Understandably, it has been hard for Aldrin to let it all go. As late as 1972, Buzz was still bothered enough by it to ask George Low how the “first out” decision had actually been made. That can only mean that Buzz was not totally convinced that the technical reasons he had been given back in 1969 were really as determinative as he and the rest of the world had been led to believe. No doubt part of the reason for Buzz’s subsequent emotional distress and alcohol abuse lies in how difficult it was for him, the son of Gene Aldrin, to be the second man on the Moon.

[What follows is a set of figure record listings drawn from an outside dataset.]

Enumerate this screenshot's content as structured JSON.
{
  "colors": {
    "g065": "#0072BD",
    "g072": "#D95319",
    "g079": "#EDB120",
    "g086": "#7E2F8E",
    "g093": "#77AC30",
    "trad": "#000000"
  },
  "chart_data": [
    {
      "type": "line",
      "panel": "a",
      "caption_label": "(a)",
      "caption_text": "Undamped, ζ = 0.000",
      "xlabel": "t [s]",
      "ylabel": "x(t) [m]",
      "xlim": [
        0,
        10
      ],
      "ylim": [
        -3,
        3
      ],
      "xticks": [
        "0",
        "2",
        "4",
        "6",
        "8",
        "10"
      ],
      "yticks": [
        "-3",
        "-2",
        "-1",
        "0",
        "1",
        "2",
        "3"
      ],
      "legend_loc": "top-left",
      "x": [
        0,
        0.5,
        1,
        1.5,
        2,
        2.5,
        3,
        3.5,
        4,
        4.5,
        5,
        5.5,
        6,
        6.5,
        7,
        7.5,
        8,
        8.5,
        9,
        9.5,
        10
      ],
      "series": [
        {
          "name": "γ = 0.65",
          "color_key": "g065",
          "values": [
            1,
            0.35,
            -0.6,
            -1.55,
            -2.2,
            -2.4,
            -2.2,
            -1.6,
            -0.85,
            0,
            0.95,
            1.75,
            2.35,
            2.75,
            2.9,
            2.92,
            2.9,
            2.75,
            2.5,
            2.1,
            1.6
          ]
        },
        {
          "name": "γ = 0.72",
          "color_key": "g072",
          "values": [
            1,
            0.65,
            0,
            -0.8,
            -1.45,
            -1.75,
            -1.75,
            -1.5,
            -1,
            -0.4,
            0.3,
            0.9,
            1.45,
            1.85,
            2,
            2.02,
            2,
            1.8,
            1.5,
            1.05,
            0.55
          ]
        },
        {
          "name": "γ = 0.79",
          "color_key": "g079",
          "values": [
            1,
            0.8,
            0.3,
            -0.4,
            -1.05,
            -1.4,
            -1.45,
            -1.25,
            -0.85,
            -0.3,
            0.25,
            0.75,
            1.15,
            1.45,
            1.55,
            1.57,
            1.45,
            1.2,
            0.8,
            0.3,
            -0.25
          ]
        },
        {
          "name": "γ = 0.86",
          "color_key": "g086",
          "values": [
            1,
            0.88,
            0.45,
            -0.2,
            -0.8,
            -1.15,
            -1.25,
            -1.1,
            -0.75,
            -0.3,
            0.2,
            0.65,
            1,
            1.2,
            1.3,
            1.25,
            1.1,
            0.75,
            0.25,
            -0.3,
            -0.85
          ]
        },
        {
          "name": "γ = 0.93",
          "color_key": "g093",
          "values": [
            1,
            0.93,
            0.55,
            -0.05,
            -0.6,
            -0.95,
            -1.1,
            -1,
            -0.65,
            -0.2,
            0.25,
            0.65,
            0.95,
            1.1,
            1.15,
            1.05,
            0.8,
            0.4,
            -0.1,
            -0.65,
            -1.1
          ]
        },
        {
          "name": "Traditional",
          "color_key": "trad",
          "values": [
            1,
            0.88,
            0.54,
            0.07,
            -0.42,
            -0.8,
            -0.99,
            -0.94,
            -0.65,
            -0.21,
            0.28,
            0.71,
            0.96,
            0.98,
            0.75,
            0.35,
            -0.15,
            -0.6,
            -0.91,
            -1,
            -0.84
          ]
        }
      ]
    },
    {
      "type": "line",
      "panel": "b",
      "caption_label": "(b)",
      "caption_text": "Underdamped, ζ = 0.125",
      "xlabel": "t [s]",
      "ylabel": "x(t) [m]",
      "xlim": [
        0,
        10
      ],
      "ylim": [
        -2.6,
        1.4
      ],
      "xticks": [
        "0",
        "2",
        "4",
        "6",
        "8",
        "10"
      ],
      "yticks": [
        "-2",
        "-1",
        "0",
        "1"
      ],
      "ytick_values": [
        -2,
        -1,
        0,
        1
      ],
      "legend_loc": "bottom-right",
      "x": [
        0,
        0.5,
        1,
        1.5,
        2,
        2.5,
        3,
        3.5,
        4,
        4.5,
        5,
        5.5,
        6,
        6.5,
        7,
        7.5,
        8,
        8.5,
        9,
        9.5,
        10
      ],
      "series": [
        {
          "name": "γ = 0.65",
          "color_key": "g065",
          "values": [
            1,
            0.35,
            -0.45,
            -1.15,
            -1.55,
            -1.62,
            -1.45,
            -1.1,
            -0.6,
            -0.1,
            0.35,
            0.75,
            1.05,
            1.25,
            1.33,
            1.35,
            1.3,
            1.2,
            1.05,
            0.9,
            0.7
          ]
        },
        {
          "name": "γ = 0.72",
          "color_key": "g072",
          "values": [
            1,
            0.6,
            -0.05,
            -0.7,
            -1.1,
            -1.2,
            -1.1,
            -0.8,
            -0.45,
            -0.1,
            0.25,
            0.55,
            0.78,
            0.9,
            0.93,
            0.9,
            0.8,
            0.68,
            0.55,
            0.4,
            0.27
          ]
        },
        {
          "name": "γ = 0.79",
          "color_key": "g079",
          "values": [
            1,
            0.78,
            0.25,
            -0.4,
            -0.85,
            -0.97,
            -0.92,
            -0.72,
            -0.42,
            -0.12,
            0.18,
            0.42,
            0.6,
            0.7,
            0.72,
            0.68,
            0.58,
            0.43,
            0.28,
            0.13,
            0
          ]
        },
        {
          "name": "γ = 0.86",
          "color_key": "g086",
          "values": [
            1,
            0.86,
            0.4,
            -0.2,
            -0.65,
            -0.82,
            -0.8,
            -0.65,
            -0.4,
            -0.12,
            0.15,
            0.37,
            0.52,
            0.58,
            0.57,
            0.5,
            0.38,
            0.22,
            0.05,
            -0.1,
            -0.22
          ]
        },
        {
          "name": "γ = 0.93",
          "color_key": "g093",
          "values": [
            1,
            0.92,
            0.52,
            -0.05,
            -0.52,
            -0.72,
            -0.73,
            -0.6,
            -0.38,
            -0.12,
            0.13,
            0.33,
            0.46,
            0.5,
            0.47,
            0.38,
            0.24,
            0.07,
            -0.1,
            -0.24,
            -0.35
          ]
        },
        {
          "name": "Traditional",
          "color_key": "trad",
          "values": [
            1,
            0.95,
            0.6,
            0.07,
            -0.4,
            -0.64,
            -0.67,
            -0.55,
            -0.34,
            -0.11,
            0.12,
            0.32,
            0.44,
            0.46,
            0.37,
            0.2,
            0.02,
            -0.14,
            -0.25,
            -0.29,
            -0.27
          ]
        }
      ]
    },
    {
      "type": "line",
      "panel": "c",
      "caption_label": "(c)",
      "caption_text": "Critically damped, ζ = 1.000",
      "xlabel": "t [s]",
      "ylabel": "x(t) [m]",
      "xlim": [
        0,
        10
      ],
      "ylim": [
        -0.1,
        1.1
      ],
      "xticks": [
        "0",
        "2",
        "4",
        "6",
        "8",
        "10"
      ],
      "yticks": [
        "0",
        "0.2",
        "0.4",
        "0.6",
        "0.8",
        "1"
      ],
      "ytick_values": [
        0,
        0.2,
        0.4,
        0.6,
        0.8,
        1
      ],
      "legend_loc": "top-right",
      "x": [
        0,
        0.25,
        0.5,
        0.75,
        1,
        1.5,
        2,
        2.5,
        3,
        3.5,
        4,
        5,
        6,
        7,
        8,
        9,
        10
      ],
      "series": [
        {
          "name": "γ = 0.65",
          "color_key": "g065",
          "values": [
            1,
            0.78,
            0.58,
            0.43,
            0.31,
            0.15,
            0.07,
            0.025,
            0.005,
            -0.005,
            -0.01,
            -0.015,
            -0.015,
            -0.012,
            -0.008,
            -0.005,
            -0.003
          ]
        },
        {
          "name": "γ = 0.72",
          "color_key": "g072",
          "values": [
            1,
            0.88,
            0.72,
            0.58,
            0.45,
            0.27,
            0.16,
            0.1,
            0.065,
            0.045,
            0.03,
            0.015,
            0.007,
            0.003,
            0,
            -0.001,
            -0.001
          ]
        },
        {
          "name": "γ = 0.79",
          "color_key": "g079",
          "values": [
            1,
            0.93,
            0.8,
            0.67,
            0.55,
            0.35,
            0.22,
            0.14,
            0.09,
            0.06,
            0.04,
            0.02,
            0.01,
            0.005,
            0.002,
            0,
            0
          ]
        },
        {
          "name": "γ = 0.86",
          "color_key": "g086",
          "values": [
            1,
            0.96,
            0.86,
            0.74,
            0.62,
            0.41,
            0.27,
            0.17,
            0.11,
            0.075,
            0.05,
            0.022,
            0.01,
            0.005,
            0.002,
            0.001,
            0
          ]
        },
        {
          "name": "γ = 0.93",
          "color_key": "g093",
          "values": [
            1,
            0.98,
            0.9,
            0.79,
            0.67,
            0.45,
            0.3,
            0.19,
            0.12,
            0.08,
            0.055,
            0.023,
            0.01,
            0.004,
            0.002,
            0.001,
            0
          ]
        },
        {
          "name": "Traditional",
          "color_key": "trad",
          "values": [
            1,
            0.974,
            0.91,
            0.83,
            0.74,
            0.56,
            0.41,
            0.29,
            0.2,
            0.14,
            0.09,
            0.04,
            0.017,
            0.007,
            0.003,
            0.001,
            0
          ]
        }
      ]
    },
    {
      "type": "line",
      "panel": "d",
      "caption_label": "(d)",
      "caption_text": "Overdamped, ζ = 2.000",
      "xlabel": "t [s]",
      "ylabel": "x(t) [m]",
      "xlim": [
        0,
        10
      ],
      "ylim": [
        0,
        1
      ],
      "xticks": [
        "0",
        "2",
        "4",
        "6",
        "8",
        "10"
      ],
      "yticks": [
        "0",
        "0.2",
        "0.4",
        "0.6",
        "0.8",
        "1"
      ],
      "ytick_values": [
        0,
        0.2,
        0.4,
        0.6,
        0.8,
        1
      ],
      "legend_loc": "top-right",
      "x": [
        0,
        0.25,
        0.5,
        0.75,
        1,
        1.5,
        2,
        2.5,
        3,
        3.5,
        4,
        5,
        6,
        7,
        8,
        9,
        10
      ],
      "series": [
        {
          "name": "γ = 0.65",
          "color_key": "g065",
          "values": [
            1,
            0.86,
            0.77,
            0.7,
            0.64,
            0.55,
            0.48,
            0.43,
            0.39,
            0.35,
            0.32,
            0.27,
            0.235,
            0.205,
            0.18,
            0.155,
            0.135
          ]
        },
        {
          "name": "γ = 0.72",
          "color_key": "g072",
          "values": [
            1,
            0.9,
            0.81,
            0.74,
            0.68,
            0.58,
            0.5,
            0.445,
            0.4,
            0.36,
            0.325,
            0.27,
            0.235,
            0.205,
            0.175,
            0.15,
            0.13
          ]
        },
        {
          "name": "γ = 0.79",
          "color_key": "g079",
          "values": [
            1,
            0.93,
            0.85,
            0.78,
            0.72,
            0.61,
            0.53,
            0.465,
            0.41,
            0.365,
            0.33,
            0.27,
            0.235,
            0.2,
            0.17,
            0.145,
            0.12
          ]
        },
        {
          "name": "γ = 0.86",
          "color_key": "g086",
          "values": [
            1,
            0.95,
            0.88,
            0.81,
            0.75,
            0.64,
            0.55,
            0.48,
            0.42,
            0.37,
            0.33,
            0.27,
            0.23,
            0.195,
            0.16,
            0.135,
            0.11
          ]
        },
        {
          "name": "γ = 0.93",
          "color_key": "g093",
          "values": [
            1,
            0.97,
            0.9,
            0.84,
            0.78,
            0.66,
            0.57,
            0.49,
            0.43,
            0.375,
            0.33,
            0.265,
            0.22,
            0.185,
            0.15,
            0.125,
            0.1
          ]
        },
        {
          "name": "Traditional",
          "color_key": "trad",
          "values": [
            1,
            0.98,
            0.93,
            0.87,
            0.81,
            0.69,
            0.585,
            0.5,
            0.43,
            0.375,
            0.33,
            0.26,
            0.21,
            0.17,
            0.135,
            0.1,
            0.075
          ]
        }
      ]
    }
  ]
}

Buzz never knew the first thing about the Gilruth-Slayton-Low-Kraft meeting until Chris Kraft wrote about it in his autobiography, nor did Armstrong. Even after becoming aware of the behind-the-scenes, nontechnical factors in the decision making, Neil has remained convinced that engineering considerations related to the interior layout of the LM played a primary role in determining who should be the first man out: “It just seems to me that the fact that all six Moon landings were done the same way is pretty strong evidence that that was the proper way to do it. Otherwise, they would have changed it. I can’t imagine the other commanders, especially someone like Al Shepard [commander of Apollo 14], agreeing to something if it wasn’t the right way to do it. Knowing their nature, the other commanders would have done it or certainly attempted to do it differently, if they had thought there was a better way. I would have felt the same about it myself.”